Ponieważ bilety do Portugalii kupowaliśmy na trzy dni przed urlopem, chwilę po tym jak zrezygnowaliśmy ze Sri Lanki, nie mieliśmy na ten pobyt absolutnie żadnego planu. Niespecjalnie nas to martwiło bo radość na myśl o odwiedzeniu nowego kraju przysłaniała wszystko inne. Zrobiłam tylko listę miejsc, gdzie bym chciała być ( posiłkowałam się głównie Agnieszką z bloga http://www.calezyciewpodrozy.pl/ , która bywa w Portugalii często i wie o niej dużo ).



Udało nam się zobaczyć prawie wszystko, co sobie zaplanowaliśmy a główną wytyczną było położenie na trasie Porto - Lizbona albo w takiej od niej odległości, żeby nie trzeba było zbytnio zbaczać z drogi. Ta trasa to jedyny plan, jaki mieliśmy - samochodem wypożyczonym na lotnisku w Porto chcieliśmy dojechać do Lizbony, po drodze zwiedzając, a później wrócić do Porto już bez przerw na zwiedzanie. Spontanicznie, będąc już w Portugalii, dopisaliśmy do wspomnień kolorowe Aveiro, gdzie zabrała nas znajoma. Znałam Aveiro z internetu ale całkowicie o nim zapomniałam planując naszą trasę.

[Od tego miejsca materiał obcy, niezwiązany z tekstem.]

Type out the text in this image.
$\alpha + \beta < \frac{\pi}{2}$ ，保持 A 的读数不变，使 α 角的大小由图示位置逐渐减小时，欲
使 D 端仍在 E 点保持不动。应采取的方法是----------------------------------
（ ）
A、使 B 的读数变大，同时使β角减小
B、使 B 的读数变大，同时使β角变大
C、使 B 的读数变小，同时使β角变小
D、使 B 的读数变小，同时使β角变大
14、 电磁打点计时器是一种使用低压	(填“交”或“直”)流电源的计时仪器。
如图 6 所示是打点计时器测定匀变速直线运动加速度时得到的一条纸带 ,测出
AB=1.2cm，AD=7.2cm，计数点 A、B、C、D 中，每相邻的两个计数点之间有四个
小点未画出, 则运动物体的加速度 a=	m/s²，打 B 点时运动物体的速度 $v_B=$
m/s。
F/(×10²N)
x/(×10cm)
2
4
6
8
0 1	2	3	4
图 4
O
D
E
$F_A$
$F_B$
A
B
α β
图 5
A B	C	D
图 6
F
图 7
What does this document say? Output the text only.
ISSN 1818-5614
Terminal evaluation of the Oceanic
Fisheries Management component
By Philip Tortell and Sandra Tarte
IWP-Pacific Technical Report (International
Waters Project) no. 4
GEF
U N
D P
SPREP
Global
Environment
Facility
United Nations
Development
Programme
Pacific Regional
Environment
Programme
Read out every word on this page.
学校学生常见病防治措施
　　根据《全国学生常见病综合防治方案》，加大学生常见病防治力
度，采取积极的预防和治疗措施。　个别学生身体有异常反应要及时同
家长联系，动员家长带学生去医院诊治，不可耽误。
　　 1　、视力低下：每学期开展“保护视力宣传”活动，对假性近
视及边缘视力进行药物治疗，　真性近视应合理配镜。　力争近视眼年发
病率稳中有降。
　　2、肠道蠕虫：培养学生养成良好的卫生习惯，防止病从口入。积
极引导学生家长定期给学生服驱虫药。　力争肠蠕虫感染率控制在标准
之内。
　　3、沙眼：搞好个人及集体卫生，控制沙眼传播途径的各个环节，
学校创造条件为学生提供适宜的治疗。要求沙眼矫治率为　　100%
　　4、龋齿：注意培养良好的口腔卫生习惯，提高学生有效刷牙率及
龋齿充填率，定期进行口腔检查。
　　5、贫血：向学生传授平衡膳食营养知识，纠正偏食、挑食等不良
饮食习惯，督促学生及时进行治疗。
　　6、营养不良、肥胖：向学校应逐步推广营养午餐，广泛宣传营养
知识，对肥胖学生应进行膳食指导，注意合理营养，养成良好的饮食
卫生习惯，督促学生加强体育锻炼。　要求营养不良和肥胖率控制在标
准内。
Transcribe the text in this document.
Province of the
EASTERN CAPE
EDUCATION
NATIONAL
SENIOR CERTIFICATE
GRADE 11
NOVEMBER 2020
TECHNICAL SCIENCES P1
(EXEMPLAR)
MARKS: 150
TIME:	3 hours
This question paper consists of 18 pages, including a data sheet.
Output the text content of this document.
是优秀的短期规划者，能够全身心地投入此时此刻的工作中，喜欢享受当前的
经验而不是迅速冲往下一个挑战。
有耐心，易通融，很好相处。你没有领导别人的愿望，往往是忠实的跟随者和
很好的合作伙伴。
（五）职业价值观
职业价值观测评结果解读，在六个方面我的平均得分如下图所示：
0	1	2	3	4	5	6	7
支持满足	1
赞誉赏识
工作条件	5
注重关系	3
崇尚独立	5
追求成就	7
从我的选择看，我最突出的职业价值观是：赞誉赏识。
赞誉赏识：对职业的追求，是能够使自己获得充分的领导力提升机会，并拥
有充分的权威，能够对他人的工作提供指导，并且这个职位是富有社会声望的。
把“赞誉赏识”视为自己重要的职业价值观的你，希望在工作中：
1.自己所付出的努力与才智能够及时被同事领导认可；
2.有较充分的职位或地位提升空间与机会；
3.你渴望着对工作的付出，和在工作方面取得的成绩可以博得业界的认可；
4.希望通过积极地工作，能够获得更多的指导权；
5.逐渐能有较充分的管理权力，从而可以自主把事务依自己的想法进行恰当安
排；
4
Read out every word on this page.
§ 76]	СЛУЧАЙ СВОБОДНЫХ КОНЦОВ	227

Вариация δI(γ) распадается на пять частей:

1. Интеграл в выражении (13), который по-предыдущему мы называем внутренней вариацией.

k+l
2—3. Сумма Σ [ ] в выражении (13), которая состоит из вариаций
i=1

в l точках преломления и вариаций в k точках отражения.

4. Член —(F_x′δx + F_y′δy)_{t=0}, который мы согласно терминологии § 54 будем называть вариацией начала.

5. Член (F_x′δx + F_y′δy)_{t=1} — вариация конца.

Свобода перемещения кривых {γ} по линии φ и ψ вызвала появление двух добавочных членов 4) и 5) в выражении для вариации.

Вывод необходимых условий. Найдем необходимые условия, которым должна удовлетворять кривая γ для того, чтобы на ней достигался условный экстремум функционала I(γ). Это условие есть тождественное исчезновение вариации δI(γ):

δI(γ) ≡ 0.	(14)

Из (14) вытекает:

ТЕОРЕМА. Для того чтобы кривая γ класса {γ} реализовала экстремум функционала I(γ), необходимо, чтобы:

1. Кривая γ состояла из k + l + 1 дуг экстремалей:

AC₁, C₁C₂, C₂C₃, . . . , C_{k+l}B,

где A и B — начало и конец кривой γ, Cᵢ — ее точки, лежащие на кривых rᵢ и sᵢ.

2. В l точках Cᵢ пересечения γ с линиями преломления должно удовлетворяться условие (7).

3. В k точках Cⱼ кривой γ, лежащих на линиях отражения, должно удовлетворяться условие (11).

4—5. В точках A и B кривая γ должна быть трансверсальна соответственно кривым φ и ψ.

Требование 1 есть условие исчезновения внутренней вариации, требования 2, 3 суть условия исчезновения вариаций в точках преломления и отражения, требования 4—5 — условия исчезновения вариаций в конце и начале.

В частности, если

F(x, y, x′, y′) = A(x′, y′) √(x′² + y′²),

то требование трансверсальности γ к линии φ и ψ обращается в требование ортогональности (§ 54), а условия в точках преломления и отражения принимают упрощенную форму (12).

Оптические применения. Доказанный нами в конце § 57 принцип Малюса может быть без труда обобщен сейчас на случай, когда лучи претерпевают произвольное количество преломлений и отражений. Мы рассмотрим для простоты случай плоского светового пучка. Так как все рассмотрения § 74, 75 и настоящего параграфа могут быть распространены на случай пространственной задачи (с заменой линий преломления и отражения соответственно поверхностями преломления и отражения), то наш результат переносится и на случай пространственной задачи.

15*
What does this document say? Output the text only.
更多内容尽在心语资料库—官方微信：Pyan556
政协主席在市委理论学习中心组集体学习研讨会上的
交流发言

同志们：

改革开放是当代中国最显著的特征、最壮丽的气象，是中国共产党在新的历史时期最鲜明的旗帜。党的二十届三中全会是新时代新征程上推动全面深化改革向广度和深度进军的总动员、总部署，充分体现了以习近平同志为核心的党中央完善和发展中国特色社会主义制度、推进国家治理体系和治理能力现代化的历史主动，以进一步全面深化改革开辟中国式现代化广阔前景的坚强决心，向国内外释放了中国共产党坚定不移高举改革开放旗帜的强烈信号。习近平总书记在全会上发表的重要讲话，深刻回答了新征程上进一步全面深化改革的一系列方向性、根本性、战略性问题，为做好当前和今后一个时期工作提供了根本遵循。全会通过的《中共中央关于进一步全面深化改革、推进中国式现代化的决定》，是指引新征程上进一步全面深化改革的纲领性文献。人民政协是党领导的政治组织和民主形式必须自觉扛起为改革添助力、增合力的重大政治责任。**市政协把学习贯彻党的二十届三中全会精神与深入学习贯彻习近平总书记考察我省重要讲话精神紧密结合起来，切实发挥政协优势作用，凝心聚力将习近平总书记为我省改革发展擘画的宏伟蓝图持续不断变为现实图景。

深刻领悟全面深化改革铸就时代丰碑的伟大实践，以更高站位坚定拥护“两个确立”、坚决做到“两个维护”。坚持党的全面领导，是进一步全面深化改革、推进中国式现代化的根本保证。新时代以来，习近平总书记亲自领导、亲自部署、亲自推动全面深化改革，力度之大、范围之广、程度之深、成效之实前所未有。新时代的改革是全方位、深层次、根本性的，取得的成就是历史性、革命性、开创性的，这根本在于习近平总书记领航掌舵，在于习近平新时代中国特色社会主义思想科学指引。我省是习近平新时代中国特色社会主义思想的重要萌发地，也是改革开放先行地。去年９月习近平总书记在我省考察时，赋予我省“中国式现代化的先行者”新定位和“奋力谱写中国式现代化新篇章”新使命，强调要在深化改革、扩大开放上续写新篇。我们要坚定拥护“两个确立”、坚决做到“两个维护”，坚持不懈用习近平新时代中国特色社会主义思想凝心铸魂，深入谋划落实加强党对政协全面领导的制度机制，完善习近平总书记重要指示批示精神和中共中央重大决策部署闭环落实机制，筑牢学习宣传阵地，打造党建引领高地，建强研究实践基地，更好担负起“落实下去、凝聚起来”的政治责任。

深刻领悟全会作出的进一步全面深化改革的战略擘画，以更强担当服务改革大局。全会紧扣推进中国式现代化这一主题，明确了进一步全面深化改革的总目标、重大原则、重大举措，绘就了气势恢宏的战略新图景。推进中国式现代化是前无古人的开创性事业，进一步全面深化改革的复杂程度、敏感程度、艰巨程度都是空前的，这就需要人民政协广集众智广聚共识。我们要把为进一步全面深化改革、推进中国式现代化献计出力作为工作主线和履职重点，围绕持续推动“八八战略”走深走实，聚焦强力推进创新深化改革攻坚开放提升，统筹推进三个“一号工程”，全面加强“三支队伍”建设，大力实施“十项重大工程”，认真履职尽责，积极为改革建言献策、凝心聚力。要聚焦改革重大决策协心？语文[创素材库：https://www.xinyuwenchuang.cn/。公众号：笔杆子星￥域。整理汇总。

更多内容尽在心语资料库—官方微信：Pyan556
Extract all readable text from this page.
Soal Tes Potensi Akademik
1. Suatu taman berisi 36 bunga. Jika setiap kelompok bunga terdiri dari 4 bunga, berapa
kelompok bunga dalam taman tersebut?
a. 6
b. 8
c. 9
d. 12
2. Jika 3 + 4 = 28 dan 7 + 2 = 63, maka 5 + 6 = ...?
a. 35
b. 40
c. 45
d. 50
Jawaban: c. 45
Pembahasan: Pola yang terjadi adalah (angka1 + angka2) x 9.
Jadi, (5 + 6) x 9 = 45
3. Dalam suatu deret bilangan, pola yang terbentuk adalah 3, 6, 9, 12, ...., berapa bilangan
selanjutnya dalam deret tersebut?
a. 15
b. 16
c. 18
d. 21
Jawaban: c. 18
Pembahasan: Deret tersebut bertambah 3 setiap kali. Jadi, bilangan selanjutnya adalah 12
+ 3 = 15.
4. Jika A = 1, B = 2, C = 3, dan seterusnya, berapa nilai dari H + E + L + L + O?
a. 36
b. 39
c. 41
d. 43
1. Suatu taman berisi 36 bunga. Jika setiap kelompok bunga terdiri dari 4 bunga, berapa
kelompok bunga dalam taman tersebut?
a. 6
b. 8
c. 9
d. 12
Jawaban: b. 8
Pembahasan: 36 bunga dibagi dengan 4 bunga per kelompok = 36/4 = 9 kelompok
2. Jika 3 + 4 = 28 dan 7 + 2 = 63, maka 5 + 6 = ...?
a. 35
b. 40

Przeglądając wczoraj zdjęcia i wybierając je do dzisiejszego wpisu postanowiłam podzielić opisanie Porto na dwie osobne części. Dzisiaj pokażę Wam trochę miasta a za jakiś czas ciekawe i warte zobaczenia miejsca. Jednym z nich jest charakterystyczny biało-niebieski kościół Igreja do Carmo, który znałam i który bardzo chciałam zobaczyć.



Jestem z tych którzy podróżują z książkowym przewodnikiem i papierową mapą lub planami miast. Jeśli tylko jest okazja, to w podróży zaopatruję się we wszystkie dostępne ( czyt. najczęściej bezpłatne ) informatory a które podczas tego wyjazdu naprawdę się przydały patrząc na nasze znikome merytoryczne do niego przygotowanie. Do ostatniego dnia przed wyjazdem oboje pracowaliśmy a tak się złożyło, że końcówka kwietnia i początek maja obfitowały w towarzyskie spotkania i na planowanie podróży naprawdę nie mieliśmy czasu.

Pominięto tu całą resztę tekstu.